Abdul Rachman Thaha: Putusan Judex Factie Kasus Pinangki Sudah Tepat, Jangan Bikin Polemik

oleh -228 views
abdul-rachman-thaha 2
Abdul Rachman Thaha

JAKARTA – Anggota Komite 1 DPD RI Abdul Rachman Thaha (ART) menilai putusan pengadilan tingkat pertama dan banding (judex factie) perkara dugaan suap jaksa Pinangki Sirna Malasari sudah tepat dan tidak perlu dijadikan polemik.

“Silahkan saja berpendapat dan itu sah-sah saja, tapi jangan justru menimbulkan multitafsir dan berujung membuat kegaduhan dalam penegakan hukum,” tegas senator lulusan doktor hukum ini, Selasa (6/7/2021).

Menurut ART, putusan banding merupakan kewenangan hakim pengadilan tinggi. Secara teknis, yang telah diputus hakim Pengadilan Tinggi sudah sama dengan tuntutan jaksa penuntut umum (JPU).

“Apa yang menjadi pertimbangan Penuntut Umum dalam surat tuntutan telah diambilalih sepenuhnya oleh hakim tingkat banding. Artinya, hakim banding sependapat dengan argumentasi penuntut umum sehingga putusan judex factie (putusan pengadilan tingkat pertama dan banding) sudah tepat,” jelasnya.

Dia mengatakan, KUHAP tidak mengatur adanya keharusan bagi penuntut umum mengajukan kasasi terkait straftmacht (penjatuhan hukum).

Pada prinsipnya, tutur ART, pengajuan kasasi dimaksudkan untuk mengoreksi putusan judex factie apabila ada kekeliruan dalam penerapan hukum guna menciptakan kesatuan penerapan hukum dengan jalan membatalkan putusan yang bertentangan dengan undang-undang atau keliru dalam menerapkan hukum.

Dalam pengajuan kasasi tidak boleh keluar dari koridor Pasal 244 KUHAP yang berbunyi “Terhadap putusan perkara pidana yang diberikan pada tingkat terakhir oleh pengadilan lain selain daripada Mahkamah Agung, terdakwa atau penuntut umum dapat mengajukan permintaan pemeriksaan kasasi kepada Mahkamah Agung kecuali terhadap putusan bebas.”

Selain itu, paparnya, alasan pengajuan kasasi secara limitatif sudah diatur secara jelas dalam pasal 253 KUHAP, yang berbunyi: “Pemeriksaan dalam tingkat kasasi dilakukan oleh Mahkamah Agung atas permintaan para pihak sebagaimana dimaksud dalam pasal 244 dan pasal 248 guna menentukan:

a.
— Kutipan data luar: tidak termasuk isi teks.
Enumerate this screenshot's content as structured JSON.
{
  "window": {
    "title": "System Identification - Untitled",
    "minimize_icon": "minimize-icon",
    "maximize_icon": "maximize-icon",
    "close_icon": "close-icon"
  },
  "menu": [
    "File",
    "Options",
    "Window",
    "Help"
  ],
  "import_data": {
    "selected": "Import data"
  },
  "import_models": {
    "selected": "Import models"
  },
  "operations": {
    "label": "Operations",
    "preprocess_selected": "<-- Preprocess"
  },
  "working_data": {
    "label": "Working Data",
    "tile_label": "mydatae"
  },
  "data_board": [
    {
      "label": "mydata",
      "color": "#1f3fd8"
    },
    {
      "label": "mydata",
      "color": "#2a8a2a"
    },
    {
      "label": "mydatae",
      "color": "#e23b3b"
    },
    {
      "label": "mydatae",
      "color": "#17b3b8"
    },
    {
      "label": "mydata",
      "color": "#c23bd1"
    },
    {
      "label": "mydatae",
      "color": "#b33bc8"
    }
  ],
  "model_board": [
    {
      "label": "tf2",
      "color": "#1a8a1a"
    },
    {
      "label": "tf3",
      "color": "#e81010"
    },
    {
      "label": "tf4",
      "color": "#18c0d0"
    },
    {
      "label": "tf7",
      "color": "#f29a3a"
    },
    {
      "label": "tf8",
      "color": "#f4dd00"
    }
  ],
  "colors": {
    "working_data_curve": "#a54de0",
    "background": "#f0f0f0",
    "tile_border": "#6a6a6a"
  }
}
Apakah benar suatu peraturan hukum tidak diterapkan atau diterapkan tidak sebagaimana mestinya;

b. Apakah benar cara mengadili tidak dilaksanakan menurut ketentuan undang-undang;

c. Apakah benar pengadilan telah melampaui batas wewenangnya.

Berdasarkan hal tersebut, menurut ART, tidak ada alasan yang sangat fundamental dan prinsipal bagi penuntut umum untuk berkewajiban mengajukan kasasi atas putusan banding perkara Pinangki.

Selain itu, penerapan hukum judect factie sudah tepat. Apabila penuntut umum mengajukan kasasi dapat menjadi preseden buruk. “Hal itu justru akan menunjukkan tidak adanya independensi penuntut umum dan terkesan penuntut umum tidak konsisten dengan apa yang telah dituntut dalam surat tuntutan,” ujarnya.

Hal senada disampaikan oleh Ketua Umum Badan Peneliti Independen Kekayaan Penyelenggara Negara dan Pengawas Anggaran RI (BPI KPNPA RI) Tubagus Rahmad Sukendar SH.S.Sos.

TB Rahmad
Tubagus Rahmad Sukendar.

Dia mengatakan semua pihak tidak perlu berpolemik mengenai mengapa jaksa tidak mengajukan kasasi perkara Pinangki Sirna Malasari karena itu merupakan kewenangan dari Hakim Pengadilan Tinggi.

“Polemik soal ini hanya membuat masyarakat bingung dan menimbulkan kegaduhan dalam penegakan hukum,” kata Ketua Peradin Kota Tangerang Selatan ini saat dihubungi terpisah.

Tinggalkan Balasan

Alamat email Anda tidak akan dipublikasikan. Ruas yang wajib ditandai *

No More Posts Available.

No more pages to load.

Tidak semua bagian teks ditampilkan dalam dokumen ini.